In einer im selben Jahr entstandenen Videoarbeit erscheint der kommunistische Revolutionsführer denn auch in buchstäblich anderem Licht. Im Widerschein einer großen Video-Werbewand erstrahlt seine Statue in LENIN. Moskau in den leuchtenden Farben der Waren- und Konsumwelt. Der Blick seiner Büste im Leningrader Bahnhof in Moskau ist direkt auf die Werbewand gerichtet; diese taucht selbst jedoch nicht im Bild auf. Martina Wolf entscheidet sich auch hier für eine feste Kameraposition, wählt als Ausschnitt eine Profilansicht des Kopfes gegen einen dunklen, unbestimmten Hintergrund. Ohne Schnitt zeichnet sie für die Länge einer Werbestrecke die Veränderungen der grünen, pink- oder lilafarbenen Farb­reflexe auf Lenins Antlitz auf. Ausgeführt im Medium des Video, erinnert die Sequenz entfernt an Andy Warhols serielle Porträts von Pop- und Hollywoodstars, in die er auch Mao und Lenin einreihte, oder auch an seine Screentest-Filme. Wolfs Video zeigt die Ikone der russischen Revolution im Schein der neuen Warenwelt, setzt sie im Medium des Films gewissermaßen in Bewegung. Die Statue mag stillstehen, ihre Erscheinung und Wahrnehmung jedoch verändern sich mit deren Umfeld.

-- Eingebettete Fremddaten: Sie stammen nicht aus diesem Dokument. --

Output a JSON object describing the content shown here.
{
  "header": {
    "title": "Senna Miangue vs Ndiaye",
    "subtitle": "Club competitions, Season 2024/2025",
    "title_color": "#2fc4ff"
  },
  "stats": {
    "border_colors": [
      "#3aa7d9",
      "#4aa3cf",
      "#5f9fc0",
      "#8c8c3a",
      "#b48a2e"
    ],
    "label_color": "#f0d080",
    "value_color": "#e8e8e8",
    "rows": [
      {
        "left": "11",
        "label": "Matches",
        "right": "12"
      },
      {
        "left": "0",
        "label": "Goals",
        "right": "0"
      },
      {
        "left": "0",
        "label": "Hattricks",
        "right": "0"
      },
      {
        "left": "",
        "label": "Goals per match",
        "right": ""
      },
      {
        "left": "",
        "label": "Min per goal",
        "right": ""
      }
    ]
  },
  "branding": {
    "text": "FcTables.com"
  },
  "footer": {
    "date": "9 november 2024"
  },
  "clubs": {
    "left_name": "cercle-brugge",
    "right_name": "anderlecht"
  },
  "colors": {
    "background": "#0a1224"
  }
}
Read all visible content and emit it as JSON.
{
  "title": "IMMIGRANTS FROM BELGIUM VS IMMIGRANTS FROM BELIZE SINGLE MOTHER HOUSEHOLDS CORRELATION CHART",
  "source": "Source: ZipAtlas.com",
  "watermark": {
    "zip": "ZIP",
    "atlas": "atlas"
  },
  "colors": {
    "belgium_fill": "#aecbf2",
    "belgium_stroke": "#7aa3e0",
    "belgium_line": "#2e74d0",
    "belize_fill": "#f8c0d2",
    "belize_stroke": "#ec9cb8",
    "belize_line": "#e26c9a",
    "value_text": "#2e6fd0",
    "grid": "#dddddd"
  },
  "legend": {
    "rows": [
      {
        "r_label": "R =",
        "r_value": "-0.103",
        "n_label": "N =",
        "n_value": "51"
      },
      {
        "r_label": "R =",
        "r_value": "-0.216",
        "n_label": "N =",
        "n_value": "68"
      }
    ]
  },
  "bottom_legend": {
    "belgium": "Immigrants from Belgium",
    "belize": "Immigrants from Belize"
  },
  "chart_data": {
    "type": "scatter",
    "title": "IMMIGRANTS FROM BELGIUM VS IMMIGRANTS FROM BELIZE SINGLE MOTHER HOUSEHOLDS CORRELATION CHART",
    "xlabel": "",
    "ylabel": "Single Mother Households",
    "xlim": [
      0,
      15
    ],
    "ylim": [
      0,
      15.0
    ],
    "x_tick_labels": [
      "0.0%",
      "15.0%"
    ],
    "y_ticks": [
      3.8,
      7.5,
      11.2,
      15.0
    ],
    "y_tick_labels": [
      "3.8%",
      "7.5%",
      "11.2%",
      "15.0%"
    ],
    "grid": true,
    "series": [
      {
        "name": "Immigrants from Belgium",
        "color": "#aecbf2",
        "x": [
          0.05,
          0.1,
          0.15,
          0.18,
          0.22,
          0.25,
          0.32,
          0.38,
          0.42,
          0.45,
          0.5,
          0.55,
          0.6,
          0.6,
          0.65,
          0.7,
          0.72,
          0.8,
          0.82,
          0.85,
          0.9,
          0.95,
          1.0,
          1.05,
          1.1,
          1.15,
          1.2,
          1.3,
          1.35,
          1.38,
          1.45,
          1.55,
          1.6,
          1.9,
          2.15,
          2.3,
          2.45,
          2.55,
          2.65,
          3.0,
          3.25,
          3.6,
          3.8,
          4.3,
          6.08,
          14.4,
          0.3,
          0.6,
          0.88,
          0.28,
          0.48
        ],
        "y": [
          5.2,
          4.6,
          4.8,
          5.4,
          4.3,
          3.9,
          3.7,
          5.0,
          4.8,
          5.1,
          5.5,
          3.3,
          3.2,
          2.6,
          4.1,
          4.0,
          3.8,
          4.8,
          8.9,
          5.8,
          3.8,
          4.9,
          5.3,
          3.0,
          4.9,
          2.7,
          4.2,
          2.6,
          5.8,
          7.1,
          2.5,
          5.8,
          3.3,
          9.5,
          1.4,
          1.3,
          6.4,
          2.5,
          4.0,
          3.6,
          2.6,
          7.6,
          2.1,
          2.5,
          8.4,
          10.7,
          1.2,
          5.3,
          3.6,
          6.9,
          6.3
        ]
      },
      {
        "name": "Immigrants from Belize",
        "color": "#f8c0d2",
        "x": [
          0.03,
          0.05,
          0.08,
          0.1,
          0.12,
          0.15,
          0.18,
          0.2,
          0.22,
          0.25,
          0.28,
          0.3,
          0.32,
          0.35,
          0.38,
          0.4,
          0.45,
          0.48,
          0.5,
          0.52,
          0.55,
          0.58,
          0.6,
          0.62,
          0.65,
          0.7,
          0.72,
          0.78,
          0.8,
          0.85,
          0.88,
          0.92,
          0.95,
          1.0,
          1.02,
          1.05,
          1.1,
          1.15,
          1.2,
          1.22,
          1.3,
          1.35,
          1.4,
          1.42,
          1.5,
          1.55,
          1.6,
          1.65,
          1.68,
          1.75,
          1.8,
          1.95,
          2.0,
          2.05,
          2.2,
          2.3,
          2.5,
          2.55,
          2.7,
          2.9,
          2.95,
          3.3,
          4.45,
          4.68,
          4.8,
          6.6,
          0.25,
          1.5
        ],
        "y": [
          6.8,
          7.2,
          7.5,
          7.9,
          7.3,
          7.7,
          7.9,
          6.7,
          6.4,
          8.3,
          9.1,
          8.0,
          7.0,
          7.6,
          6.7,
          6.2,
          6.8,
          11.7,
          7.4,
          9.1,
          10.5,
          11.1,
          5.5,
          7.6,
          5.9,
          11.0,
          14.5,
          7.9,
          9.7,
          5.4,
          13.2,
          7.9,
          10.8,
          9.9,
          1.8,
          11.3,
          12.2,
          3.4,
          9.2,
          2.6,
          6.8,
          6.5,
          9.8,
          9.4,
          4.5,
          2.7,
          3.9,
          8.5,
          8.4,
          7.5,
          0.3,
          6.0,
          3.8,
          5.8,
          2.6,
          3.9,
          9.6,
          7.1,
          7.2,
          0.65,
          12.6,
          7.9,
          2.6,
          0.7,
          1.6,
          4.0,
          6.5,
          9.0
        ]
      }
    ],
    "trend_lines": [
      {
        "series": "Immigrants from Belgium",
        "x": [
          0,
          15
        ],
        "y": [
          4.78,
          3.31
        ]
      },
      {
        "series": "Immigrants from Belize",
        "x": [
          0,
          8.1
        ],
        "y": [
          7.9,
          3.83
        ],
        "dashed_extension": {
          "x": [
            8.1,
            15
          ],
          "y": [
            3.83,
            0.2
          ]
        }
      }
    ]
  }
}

II. Das Thema des Erinnerns und der Gedenkkultur aus der Perspektive der Gegenwart ist ein wiederkehrender Topos in den Arbeiten Martina Wolfs seit 2009 und es ist eng verknüpft mit ihrer fortlaufenden Untersuchung bildnerischer und p­erzeptiver Strukturen. So wie sie in LENIN. Moskau das statische Medium der Skulptur in bewegte filmische Bilder auflöst – und mit der fixen Kamera und dem Verzicht auf Schnitt und Montage die Erwartungen an eine filmische Narration zugleich unterläuft –, verkettet sie in Sturm auf Berlin [2009/10] Malerei, Fotografie und Video in einer Abfolge medialer Übersetzungen. Ausgangspunkt der Videoinstal­­­la­tion, die aus zwei Einzelvideos besteht, ist Poklonnaja Gora, das Museum des Großen Vaterländischen Krieges in Moskau, zentrale Stätte der staatlichen Erinnerungskultur im postkommunistischen Russland. 1957 beschlossen, 1995 während der Ära Jelzin eröffnet, ist das monumentale Museum der Erinnerung an den Sieg der Roten Armee über den Faschismus und Nazideutschland im Zweiten Weltkrieg ge­widmet: dem „G­roßen Vaterländischen Krieg“, wie er in der russischen Geschichtsschreibung genannt wird und dessen Heroisierung Martina Wolf, die in der ehemaligen DDR aufwuchs, aus eigener Erinnerung kennt. Im Mittelpunkt der Videos steht eines von sechs Dioramen im Untergeschoss des Museums. Es zeigt die Schlacht um Berlin 1945, die zur Kapitulation der Deutschen Wehrmacht am 2. Mai 1945 und damit zum Ende des Zweiten Weltkriegs führte. Die Besetzung des Berliner Reichstagsgebäudes durch die Rote Armee am 30. April war und ist für die russische Historiografie von besonderer Symbol­kraft. Entsprechend zeigt das Diorama eine Szene, wie in der Ruinenlandschaft Berlins zwei russischen Unteroffizieren die rote Fahne überreicht wird, die kurz darauf auf dem Giebel des Reichstags wehen sollte als Zeichen dafür, dass der Krieg beendet war.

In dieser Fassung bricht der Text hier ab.